Funding of intellectual property litigations seems to one of the primary reasons for raising the cash.

In the fourth quarter of 2011, TiVo’s legal expenses were 46.0% of its total operating expenses. TiVo expects its legal expenses to double year over year going forward and for the forthcoming quarter, the company expects the expenses to increase $7.6 million sequentially.   

TiVo’s growth also depends on its ability to launch new products on a regular basis, as the company faces stiff competition in the Digital Video Recorder (DVR) market from cable and satellite providers such as Comcast Corp. (CMCSA), DirecTV (DTV) and Dish Network Corp.

TiVo stated that a portion of the funds raised would also be utilized for its R&D activities as well as general corporate purposes.
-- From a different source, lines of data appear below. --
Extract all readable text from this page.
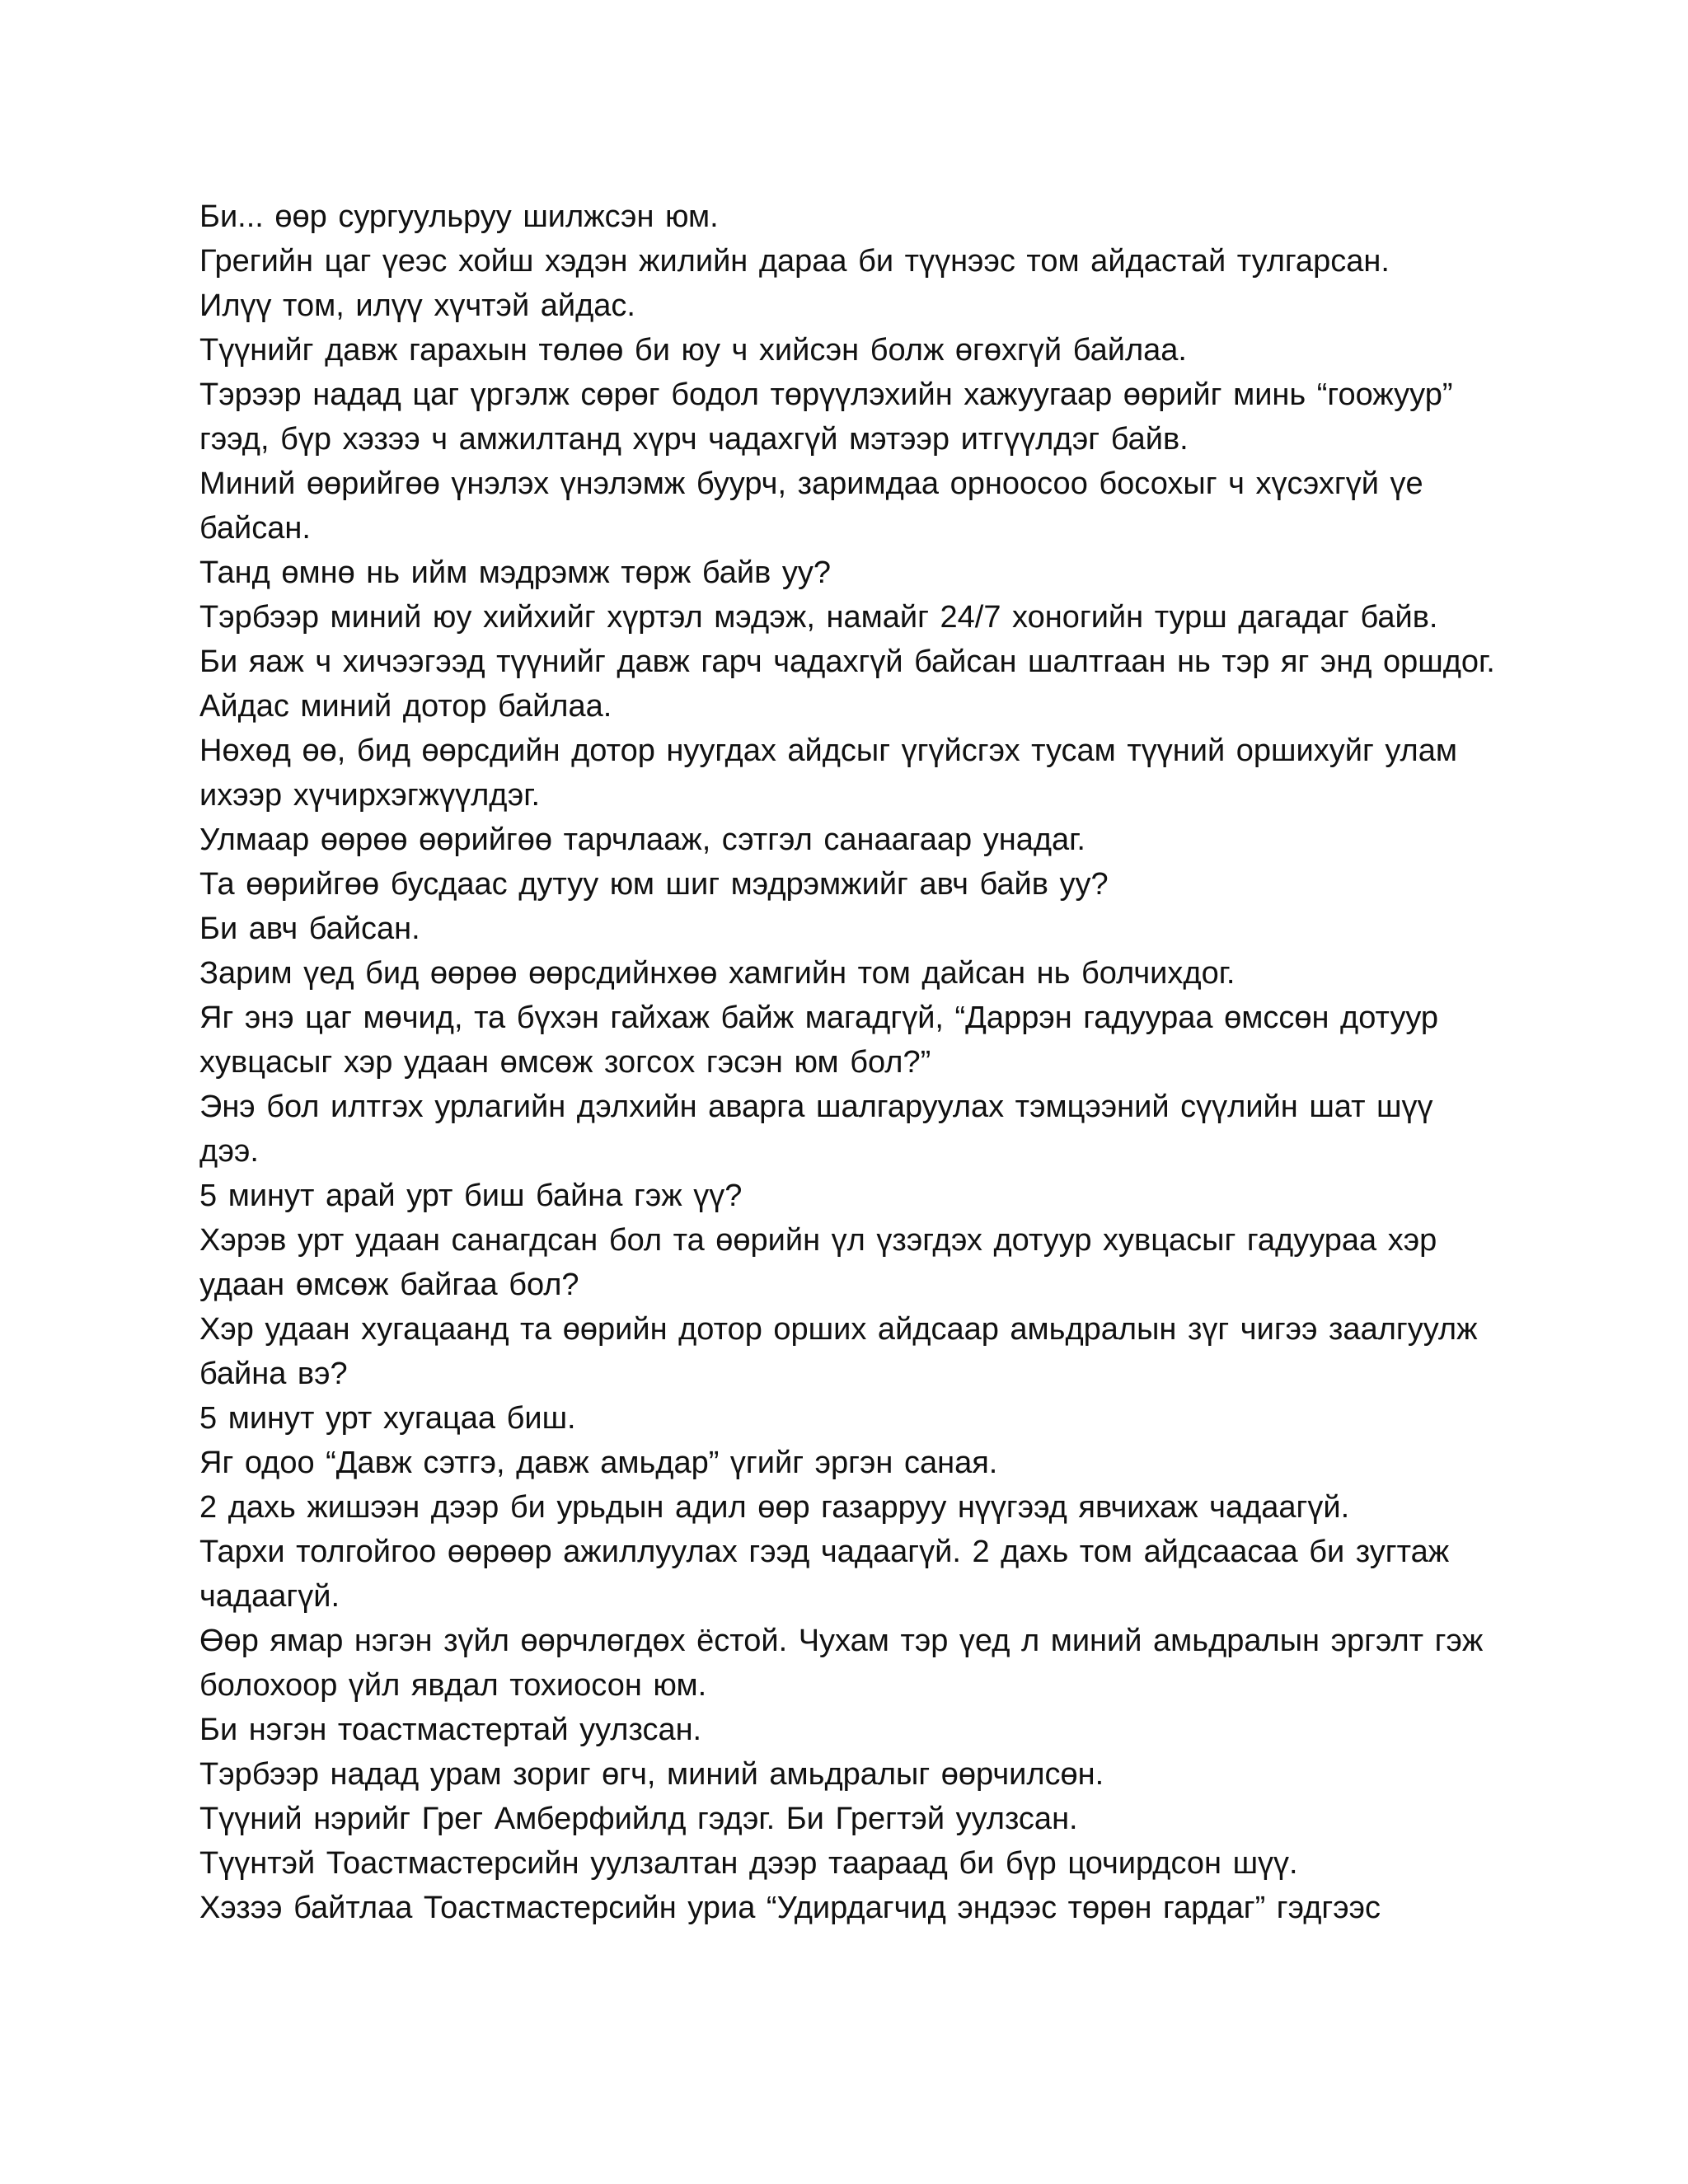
Би... өөр сургуульруу шилжсэн юм.

Грегийн цаг үеэс хойш хэдэн жилийн дараа би түүнээс том айдастай тулгарсан.

Илүү том, илүү хүчтэй айдас.

Түүнийг давж гарахын төлөө би юу ч хийсэн болж өгөхгүй байлаа.

Тэрээр надад цаг үргэлж сөрөг бодол төрүүлэхийн хажуугаар өөрийг минь “гоожуур” гээд, бүр хэзээ ч амжилтанд хүрч чадахгүй мэтээр итгүүлдэг байв.

Миний өөрийгөө үнэлэх үнэлэмж буурч, заримдаа орноосоо босохыг ч хүсэхгүй үе байсан.

Танд өмнө нь ийм мэдрэмж төрж байв уу?

Тэрбээр миний юу хийхийг хүртэл мэдэж, намайг 24/7 хоногийн турш дагадаг байв.

Би яаж ч хичээгээд түүнийг давж гарч чадахгүй байсан шалтгаан нь тэр яг энд оршдог.

Айдас миний дотор байлаа.

Нөхөд өө, бид өөрсдийн дотор нуугдах айдсыг үгүйсгэх тусам түүний оршихуйг улам ихээр хүчирхэгжүүлдэг.

Улмаар өөрөө өөрийгөө тарчлааж, сэтгэл санаагаар унадаг.

Та өөрийгөө бусдаас дутуу юм шиг мэдрэмжийг авч байв уу?

Би авч байсан.

Зарим үед бид өөрөө өөрсдийнхөө хамгийн том дайсан нь болчихдог.

Яг энэ цаг мөчид, та бүхэн гайхаж байж магадгүй, “Даррэн гадуураа өмссөн дотуур хувцасыг хэр удаан өмсөж зогсох гэсэн юм бол?”

Энэ бол илтгэх урлагийн дэлхийн аварга шалгаруулах тэмцээний сүүлийн шат шүү дээ.

5 минут арай урт биш байна гэж үү?

Хэрэв урт удаан санагдсан бол та өөрийн үл үзэгдэх дотуур хувцасыг гадуураа хэр удаан өмсөж байгаа бол?

Хэр удаан хугацаанд та өөрийн дотор орших айдсаар амьдралын зүг чигээ заалгуулж байна вэ?

5 минут урт хугацаа биш.

Яг одоо “Давж сэтгэ, давж амьдар” үгийг эргэн саная.

2 дахь жишээн дээр би урьдын адил өөр газарруу нүүгээд явчихаж чадаагүй.

Тархи толгойгоо өөрөөр ажиллуулах гээд чадаагүй. 2 дахь том айдсаасаа би зугтаж чадаагүй.

Өөр ямар нэгэн зүйл өөрчлөгдөх ёстой. Чухам тэр үед л миний амьдралын эргэлт гэж болохоор үйл явдал тохиосон юм.

Би нэгэн тоастмастертай уулзсан.

Тэрбээр надад урам зориг өгч, миний амьдралыг өөрчилсөн.

Түүний нэрийг Грег Амберфийлд гэдэг. Би Грегтэй уулзсан.

Түүнтэй Тоастмастерсийн уулзалтан дээр таараад би бүр цочирдсон шүү.

Хэзээ байтлаа Тоастмастерсийн уриа “Удирдагчид эндээс төрөн гардаг” гэдгээс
For fiscal 2012, TiVo anticipates that its expenses pertaining to research and development will increase in the range of $25.0 million to $30.0 million from $81.6 million spent in fiscal 2011. 

We believe that the debt issuance might pose a significant headwind for the company going forward given its lackluster results and depleting cash reserves.  

We have a Neutral recommendation on TiVo over the long term driven by new partnerships with leading companies, new customer wins, product launches and international expansion. However, increasing legal complexities, higher operating expenses, lower subscriber additions and additional debt remain primary headwinds for growth, in our view.

Currently, TiVo has a Zacks #4 Rank, which translates into a Sell rating in the short term.